Sen. Michael Bennet and Rep. Jared Polis’ Continental Divide Recreation, Wilderness, and Camp Hale Legacy Act was pretty much guaranteed a warm embrace at the Outdoor Retailer Snow Show in Denver. The Outdoor Retailer trade show bailed from its longtime home in Utah when state leaders there urged the downsizing of national monuments, which the Trump Administration supported with a plan to shave almost two million acres from the Bears Ears and Grand Staircase – Escalante monuments.

“Thank you,” said Adam Schuknecht, the owner of Leadville’s City on a Hill coffeeshop, one of several Western Colorado business owners gathered Saturday by the Continental Divide Trail Coalition to discuss the importance of public lands with Bennet. “Our county is 80 percent public lands … it’s really important that we protect them.”

The proposal, which Polis has proposed three times since 2010, creates three new wilderness areas and expands three others.

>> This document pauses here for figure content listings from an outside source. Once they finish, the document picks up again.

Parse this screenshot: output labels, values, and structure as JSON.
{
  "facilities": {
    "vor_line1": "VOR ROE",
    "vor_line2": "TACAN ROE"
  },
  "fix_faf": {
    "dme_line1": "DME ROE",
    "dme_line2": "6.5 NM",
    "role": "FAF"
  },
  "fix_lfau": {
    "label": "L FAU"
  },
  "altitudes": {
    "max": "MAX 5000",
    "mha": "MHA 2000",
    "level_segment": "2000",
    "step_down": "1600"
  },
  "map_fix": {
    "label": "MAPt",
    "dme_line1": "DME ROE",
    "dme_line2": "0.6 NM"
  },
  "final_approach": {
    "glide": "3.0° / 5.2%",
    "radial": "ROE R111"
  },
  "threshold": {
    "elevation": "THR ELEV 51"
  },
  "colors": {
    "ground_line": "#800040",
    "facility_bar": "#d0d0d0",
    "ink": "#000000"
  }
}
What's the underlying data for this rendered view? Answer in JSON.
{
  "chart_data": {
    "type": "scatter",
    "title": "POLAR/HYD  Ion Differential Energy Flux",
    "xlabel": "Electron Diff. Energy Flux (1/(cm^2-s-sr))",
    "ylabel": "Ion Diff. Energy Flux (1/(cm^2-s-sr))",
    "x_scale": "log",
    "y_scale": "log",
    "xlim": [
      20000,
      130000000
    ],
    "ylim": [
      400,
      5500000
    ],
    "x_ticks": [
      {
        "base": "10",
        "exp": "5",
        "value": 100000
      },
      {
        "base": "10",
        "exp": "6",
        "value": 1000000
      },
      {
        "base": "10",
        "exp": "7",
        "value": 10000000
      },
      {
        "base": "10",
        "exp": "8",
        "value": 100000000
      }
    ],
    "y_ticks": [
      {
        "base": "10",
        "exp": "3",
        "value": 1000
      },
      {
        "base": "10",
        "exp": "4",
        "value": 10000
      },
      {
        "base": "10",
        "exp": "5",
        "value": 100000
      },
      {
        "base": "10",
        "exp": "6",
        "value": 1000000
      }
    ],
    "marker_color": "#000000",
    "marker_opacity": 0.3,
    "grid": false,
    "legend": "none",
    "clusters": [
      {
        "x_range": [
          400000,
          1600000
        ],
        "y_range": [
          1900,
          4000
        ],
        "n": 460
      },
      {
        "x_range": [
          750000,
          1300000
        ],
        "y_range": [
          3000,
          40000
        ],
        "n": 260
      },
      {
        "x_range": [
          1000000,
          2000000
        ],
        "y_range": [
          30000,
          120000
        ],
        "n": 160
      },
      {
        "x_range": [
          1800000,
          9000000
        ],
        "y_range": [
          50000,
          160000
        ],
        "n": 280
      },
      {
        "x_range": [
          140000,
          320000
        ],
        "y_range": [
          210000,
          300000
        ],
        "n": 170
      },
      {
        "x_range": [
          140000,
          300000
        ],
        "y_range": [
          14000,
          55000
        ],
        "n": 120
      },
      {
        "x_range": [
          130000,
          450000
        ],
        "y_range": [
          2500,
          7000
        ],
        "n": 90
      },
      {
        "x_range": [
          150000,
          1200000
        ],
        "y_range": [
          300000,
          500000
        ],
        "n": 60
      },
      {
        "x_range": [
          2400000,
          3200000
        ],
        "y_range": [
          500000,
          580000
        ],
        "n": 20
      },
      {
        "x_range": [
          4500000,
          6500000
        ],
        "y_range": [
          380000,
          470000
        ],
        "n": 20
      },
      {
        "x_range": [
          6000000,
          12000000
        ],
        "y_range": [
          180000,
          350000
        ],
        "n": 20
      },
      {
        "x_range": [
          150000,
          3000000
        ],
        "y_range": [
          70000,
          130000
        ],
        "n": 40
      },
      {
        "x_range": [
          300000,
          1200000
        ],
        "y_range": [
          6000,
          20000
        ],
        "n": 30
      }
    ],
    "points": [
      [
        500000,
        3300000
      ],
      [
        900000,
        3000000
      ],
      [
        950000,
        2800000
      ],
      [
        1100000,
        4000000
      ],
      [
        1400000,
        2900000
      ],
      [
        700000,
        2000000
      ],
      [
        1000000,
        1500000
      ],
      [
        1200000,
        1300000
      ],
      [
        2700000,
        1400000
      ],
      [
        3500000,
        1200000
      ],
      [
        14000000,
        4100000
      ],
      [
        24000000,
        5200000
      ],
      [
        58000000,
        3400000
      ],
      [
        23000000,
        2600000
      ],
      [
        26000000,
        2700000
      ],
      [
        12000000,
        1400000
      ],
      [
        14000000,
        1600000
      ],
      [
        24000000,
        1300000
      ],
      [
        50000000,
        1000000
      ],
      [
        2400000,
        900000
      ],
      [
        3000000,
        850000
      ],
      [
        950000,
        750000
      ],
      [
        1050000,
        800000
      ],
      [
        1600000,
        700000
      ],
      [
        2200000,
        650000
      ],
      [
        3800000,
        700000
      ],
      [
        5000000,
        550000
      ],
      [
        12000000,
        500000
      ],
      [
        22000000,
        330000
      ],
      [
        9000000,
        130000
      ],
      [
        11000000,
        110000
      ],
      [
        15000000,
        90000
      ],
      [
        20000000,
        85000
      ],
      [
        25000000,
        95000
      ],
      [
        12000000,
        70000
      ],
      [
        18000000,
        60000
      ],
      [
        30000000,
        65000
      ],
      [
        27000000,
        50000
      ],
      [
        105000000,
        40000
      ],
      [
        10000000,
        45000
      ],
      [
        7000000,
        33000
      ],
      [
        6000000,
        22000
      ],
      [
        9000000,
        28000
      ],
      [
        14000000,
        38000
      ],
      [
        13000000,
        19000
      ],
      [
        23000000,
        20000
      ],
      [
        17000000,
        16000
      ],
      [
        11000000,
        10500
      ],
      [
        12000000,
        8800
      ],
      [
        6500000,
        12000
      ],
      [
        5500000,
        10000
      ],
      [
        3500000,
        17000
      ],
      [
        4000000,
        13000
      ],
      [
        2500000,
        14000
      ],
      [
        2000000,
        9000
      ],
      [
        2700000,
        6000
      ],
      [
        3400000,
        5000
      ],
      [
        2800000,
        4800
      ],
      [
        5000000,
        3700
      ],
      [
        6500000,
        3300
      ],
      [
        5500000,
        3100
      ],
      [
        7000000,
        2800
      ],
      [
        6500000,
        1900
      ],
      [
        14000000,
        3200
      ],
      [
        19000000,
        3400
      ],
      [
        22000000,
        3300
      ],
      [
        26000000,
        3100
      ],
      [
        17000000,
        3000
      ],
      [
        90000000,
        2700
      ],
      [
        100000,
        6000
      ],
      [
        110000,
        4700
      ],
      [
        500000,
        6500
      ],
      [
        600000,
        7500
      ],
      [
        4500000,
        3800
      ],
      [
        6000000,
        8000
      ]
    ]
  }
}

The new bill includes Bennet’s two-year push to designate a first-ever National Historic Landscape for Camp Hale, which would support enhancement and protection of almost 29,000 acres where the storied 10th Mountain Division trained during World War II. The bill creates three new wilderness areas in the Tenmile Range, Hoosier Ridge and Williams Fork Mountains and expands three existing wilderness areas: Eagles Nest, Ptarmigan Peak and Holy Cross.